Le rôle central des collectivités dans la qualité de l’air
Autre levier d’amélioration : les collectivités, qui ont un rôle majeur à jouer pour aider à mieux respirer à l’extérieur comme à l’intérieur. La loi leur impose d’ailleurs d’élaborer un plan climat-air-énergie territorial (PCAET) et d’y inclure un plan d’action qualité de l’air (PAQA), avec l’obligation de faire un état des lieux et de mettre en œuvre des actions concrètes. Parmi les mesures à prendre, elles peuvent installer des capteurs de CO2, de composés organiques volatils (COV) et de particules fines dans les écoles, les crèches, les bibliothèques, ainsi que dans tous les lieux qui accueillent du public. Ce type de dispositif est déjà appliqué dans certaines communes, comme au Raincy (en Seine–Saint-Denis), ce qui garantit un suivi en temps réel de la qualité de l’air intérieur.
En outre, les collectivités disposent de marges de manœuvre importantes à travers leurs marchés publics. « Pour la construction de logements neufs ou la rénovation de l’existant, les collectivités ont toute latitude pour intégrer cette contrainte dans leurs consultations, l’objectif étant d’obliger les acteurs du bâtiment à prendre en considération cette problématique de façon concrète », précise Claire-Sophie Coeudevez.

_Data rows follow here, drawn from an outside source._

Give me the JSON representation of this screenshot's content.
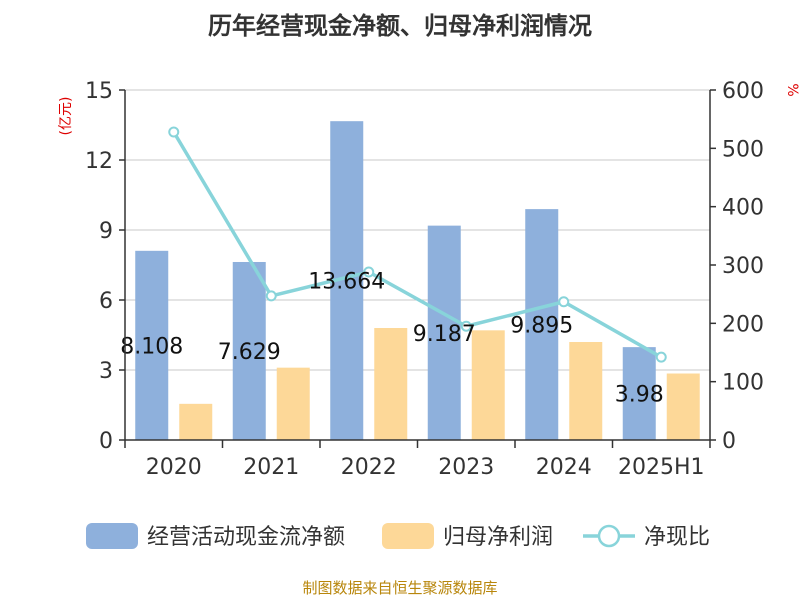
{
  "chart_data": {
    "type": "bar",
    "title": "历年经营现金净额、归母净利润情况",
    "categories": [
      "2020",
      "2021",
      "2022",
      "2023",
      "2024",
      "2025H1"
    ],
    "series": [
      {
        "name": "经营活动现金流净额",
        "type": "bar",
        "axis": "left",
        "color": "#8eb0dc",
        "values": [
          8.108,
          7.629,
          13.664,
          9.187,
          9.895,
          3.98
        ],
        "labels": [
          "8.108",
          "7.629",
          "13.664",
          "9.187",
          "9.895",
          "3.98"
        ]
      },
      {
        "name": "归母净利润",
        "type": "bar",
        "axis": "left",
        "color": "#fdd898",
        "values": [
          1.55,
          3.1,
          4.8,
          4.7,
          4.2,
          2.85
        ]
      },
      {
        "name": "净现比",
        "type": "line",
        "axis": "right",
        "color": "#88d4da",
        "values": [
          528,
          247,
          288,
          195,
          237,
          142
        ]
      }
    ],
    "y_left": {
      "label": "(亿元)",
      "ylim": [
        0,
        15
      ],
      "ticks": [
        "0",
        "3",
        "6",
        "9",
        "12",
        "15"
      ]
    },
    "y_right": {
      "label": "%",
      "ylim": [
        0,
        600
      ],
      "ticks": [
        "0",
        "100",
        "200",
        "300",
        "400",
        "500",
        "600"
      ]
    },
    "grid": true,
    "legend_position": "bottom"
  },
  "colors": {
    "left_unit": "#dd0000",
    "right_unit": "#dd0000",
    "source": "#b8860b"
  },
  "source_text": "制图数据来自恒生聚源数据库"
}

Elles peuvent ainsi imposer aux promoteurs le choix d’une peinture, d’un revêtement de sol, d’un isolant ou d’une colle écologique, sans éléments nocifs pour la santé. Pour accompagner les professionnels dans cette démarche, l’étiquetage obligatoire des produits de construction donne une information fiable sur leurs émissions. Les collectivités peuvent également demander la mise en œuvre de solutions techniques pour améliorer la qualité de l’air intérieur, notamment des systèmes de ventilation plus efficaces. À ce titre, précisons qu’il est recommandé de contrôler systématiquement la qualité de l’air à la réception d’un logement après travaux, que ce soit dans le cadre d’une rénovation ou d’une nouvelle construction.
En ce qui concerne l’espace public, le développement des transports en commun, la promotion des mobilités douces ou partagées, les restrictions d’accès au centre-ville pour les véhicules les plus polluants, mais aussi la végétalisation, l’extension des jardins publics et la création de corridors écologiques – des espaces verts longs et étroits qui relient différentes zones naturelles dans les environnements urbains – représentent autant de moyens pour faire baisser les émissions de CO2, et donc pour assainir l’air.
Enfin, les collectivités peuvent également mener des actions pédagogiques à destination des citoyens, des entreprises et des élus. L’éducation à la qualité de l’air est un outil efficace pour faire connaître les bons comportements à adopter. C’est notamment ce que cherche à faire le programme L’Air et Moi en sensibilisant les jeunes générations à cet enjeu. Pour mieux respirer en ville demain, c’est l’engagement de toutes et de tous qui fera la différence.